Abstract Aim: Addiction is an important social and health problem in many Middle Eastern countries. Studies show that opium is the most commonly used substance after tobacco in many countries, especially in Iran. Opium is obtained from the seeds of the Papaver somniferum plant and contains more than 40 different alkaloids, the most important of which are morphine, codeine, papaverine, noscapine, and thebaine. Various studies show that morphine, which is one of the most important substances in opium, increases the production of free radicals in the body and reduces the antioxidant capacity. Opium consumption has various adverse health effects on the body. Therefore, long-term use of this combination can be related to some pathological consequences, including neurological disorders, liver toxicity, kidney dysfunction, oxidative stress, and apoptosis. Most drugs are metabolized by liver hepatocytes and excreted by kidney cells. Therefore, opium consumption can directly cause damage to liver cells. Free radicals play an important role in liver diseases. The increase of free radicals and on the other hand the decrease of antioxidants in the body caused liver toxicity. Oxidative stress is caused by an imbalance between the production of free radicals and their neutralization inside the body by antioxidant defense mechanisms. Oxidative stress is produced in various diseases, consumption of toxic substances, and old age, since it is not possible to investigate the effect of opium on human liver cells, and no study has been conducted in this field. The liver is the most important organ that is directly responsible for the metabolism and excretion of opium. Therefore, in this study, the effects of opium on oxidative stress markers in HepG2 cell line were determined.

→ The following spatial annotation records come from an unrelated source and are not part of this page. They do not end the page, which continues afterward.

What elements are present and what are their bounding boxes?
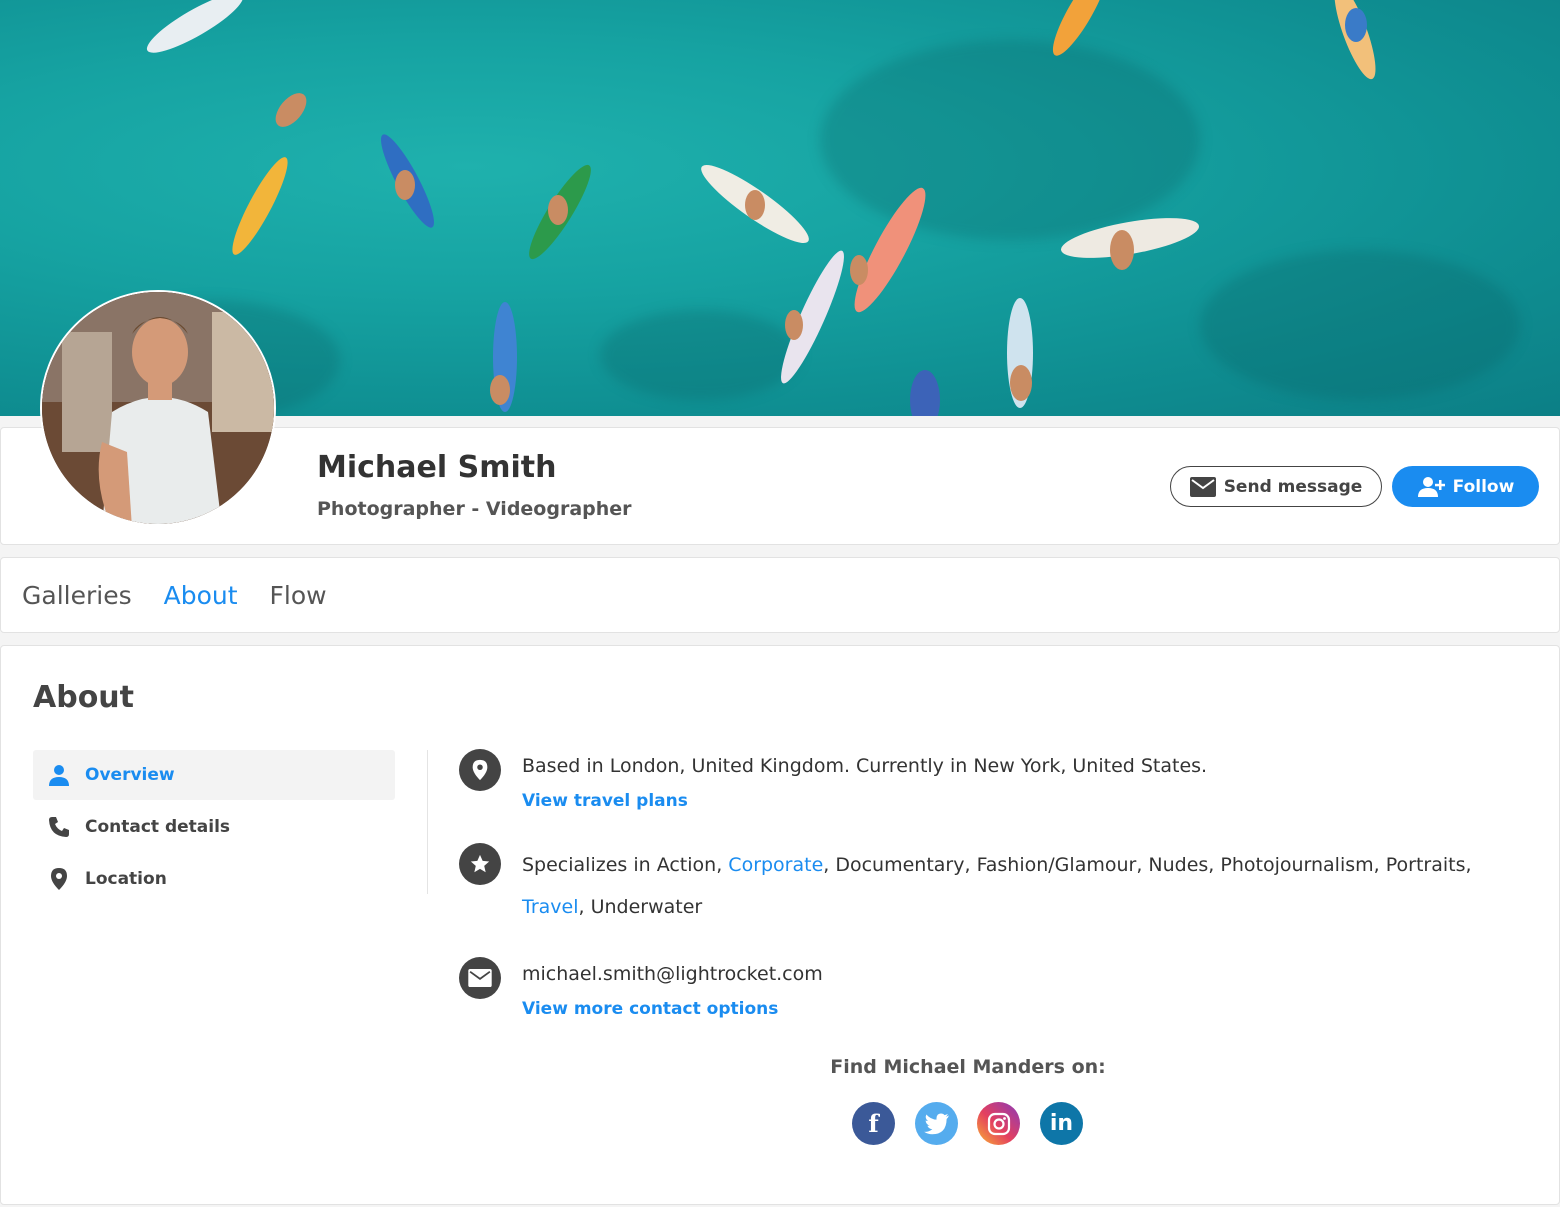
- add-person-icon: [1417, 476, 1445, 497]
- sidebar-item-label: Location: [85, 869, 167, 889]
- follow-label: Follow: [1452, 476, 1515, 497]
- tab-galleries[interactable]: Galleries: [22, 581, 132, 610]
- profile-name: Michael Smith: [317, 450, 557, 485]
- specializes-prefix: Specializes in Action,: [522, 854, 729, 876]
- send-message-label: Send message: [1223, 476, 1363, 497]
- about-title: About: [33, 680, 135, 715]
- sidebar-item-label: Contact details: [85, 817, 231, 837]
- phone-icon: [49, 817, 69, 837]
- star-circle-icon: [459, 843, 501, 885]
- sidebar-item-location[interactable]: Location: [33, 854, 395, 904]
- person-icon: [49, 765, 69, 786]
- corporate-link[interactable]: Corporate: [728, 854, 823, 876]
- facebook-icon[interactable]: f: [852, 1102, 895, 1145]
- view-travel-plans-link[interactable]: View travel plans: [522, 791, 688, 811]
- location-circle-icon: [459, 749, 501, 791]
- twitter-icon[interactable]: [915, 1102, 958, 1145]
- send-message-button[interactable]: Send message: [1170, 466, 1382, 507]
- sidebar-item-contact-details[interactable]: Contact details: [33, 802, 395, 852]
- email-text: michael.smith@lightrocket.com: [522, 963, 823, 985]
- tab-about[interactable]: About: [164, 581, 238, 610]
- avatar-photo: [42, 292, 274, 524]
- specializes-text: Specializes in Action, Corporate, Docume…: [522, 844, 1512, 928]
- specializes-end: , Underwater: [578, 896, 703, 918]
- view-more-contact-options-link[interactable]: View more contact options: [522, 999, 778, 1019]
- location-pin-icon: [51, 868, 67, 890]
- specializes-middle: , Documentary, Fashion/Glamour, Nudes, P…: [823, 854, 1472, 876]
- about-panel: About Overview Contact details Location …: [0, 645, 1560, 1205]
- mail-icon: [1189, 476, 1216, 497]
- sidebar-item-label: Overview: [85, 765, 175, 785]
- profile-role: Photographer - Videographer: [317, 498, 632, 520]
- avatar[interactable]: [40, 290, 276, 526]
- sidebar-item-overview[interactable]: Overview: [33, 750, 395, 800]
- location-text: Based in London, United Kingdom. Current…: [522, 755, 1208, 777]
- tab-flow[interactable]: Flow: [270, 581, 327, 610]
- profile-tabs: Galleries About Flow: [0, 557, 1560, 633]
- instagram-icon[interactable]: [977, 1102, 1020, 1145]
- mail-circle-icon: [459, 957, 501, 999]
- travel-link[interactable]: Travel: [522, 896, 578, 918]
- sidebar-divider: [427, 750, 428, 894]
- follow-button[interactable]: Follow: [1392, 466, 1539, 507]
- find-on-label: Find Michael Manders on:: [830, 1056, 1106, 1078]
- linkedin-icon[interactable]: in: [1040, 1102, 1083, 1145]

Material and methods: Human liver cancer cell lines (HepG2) were used in this experimental study. At first, the cell line was placed in a 25 ml flask in the culture medium. DMEM (Dulbecco's modified Eagle's medium) containing 10% FBS (Fetal bovine serum), and 1% penicillin and streptomycin antibiotics were incubated in a 37°C incubator with 5% CO_{2 .} The cells were treated with different concentrations of opium (0-100ug/ml) for 24 hours. Then IC₅₀ was determined and then a lower concentration, IC₅₀, and a higher concentration (three concentrations in total) were used for further studies.
The lipid peroxidation was measured by thiobarbituric acid method. The total oxidant was measured using xylenol orange. The amount of total antioxidants was determined by the FRAP (Ferric Reducing / Antioxidant Power) method. The catalase, glutathione peroxidase, and superoxide dismutase enzyme activities were measured by colorimetry methods. the data was entered into SPSS software (Version 20)  and analyzed using ANOVA and Tukey statistical tests. P less than 0.05 was considered a significant level. Results: Statistical analysis results indicated a significant difference in the amount of oxidative stress factors compared with control (p<0.001). In the group receiving opium with a dose of 60 and 70 mg/ml compared to the control group, the amount of TOS and MDA increased significantly (p<0.001), while the amount of TAC decreased (p<0.001). Also, the activity of catalase, glutathione peroxidase, and superoxide dismutase enzymes decreased in opium-treated groups (p<0.001). Conclusion: The results of this research showed that opium had a lethal effect on HepG2 cells. Also, opium caused an increase in oxidative stress in this cell line, which indicates the vulnerability of the liver against this compound. The results of this study show that although opium has analgesic effects, it can seriously damage the liver tissue.